Based on current information and industry logic, here are three possible scenarios for Bonfida and its related tokens. The following is speculative and does not constitute any prediction.

Scenario One: SNS Ecosystem Achieves Independent Success

If the SNS brand thrives independently, with domain registrations continuing to grow and .sol domains becoming increasingly integrated with wallets, DApps, and DeFi protocols, and if the SNS token’s economic model proves effective, Bonfida’s technical team could solidify its position in the Solana ecosystem. In this scenario, the SNS token may gain fundamental support, while FIDA could remain marginalized.

Scenario Two: FIDA and SNS Develop in Parallel

If FIDA finds new use cases in trading tools or other product lines, establishing a differentiated value proposition from SNS, a dual-token model may emerge. Achieving this scenario requires substantial innovation in FIDA’s product integration.

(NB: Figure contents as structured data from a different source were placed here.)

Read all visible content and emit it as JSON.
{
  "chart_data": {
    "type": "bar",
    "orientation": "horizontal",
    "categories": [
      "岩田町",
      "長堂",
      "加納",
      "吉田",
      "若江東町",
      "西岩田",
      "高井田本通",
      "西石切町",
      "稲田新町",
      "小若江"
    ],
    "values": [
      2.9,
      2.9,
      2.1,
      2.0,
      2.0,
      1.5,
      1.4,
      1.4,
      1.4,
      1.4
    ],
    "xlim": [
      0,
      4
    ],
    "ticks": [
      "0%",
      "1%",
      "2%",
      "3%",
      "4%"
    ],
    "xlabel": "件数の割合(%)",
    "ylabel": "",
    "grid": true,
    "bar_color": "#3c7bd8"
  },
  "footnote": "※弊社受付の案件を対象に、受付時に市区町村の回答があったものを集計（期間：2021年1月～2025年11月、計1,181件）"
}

Scenario Three: Product Suite Integration Falls Short

If competition intensifies and Bonfida fails to build effective product synergies, with each business line gradually losing ground to competitors, domain registration revenue stagnating, and the SNS economic model failing to gain broad acceptance, the entire Bonfida ecosystem may face user attrition and declining market attention. Key warning signs for this risk scenario include slowing domain registration growth and persistently weak protocol revenues.

Conclusion

Bonfida’s journey offers a highly instructive case for observing the lifecycle of crypto infrastructure projects. From technical foundations in the Serum ecosystem to the independent branding of Solana Name Service and the structural overhaul of its token economy, Bonfida has made strategic adjustments at every industry inflection point. FIDA’s role has shifted from core governance token to a marginal discount medium, reflecting the project’s pragmatic response to changing market conditions. For readers interested in the development of the Solana ecosystem, Bonfida demonstrates both the growth potential of on-chain service layer projects and the real challenges they face in competitive dynamics and token economic design. Understanding this evolution helps provide a more rational assessment of similar projects’ fundamentals and risk boundaries.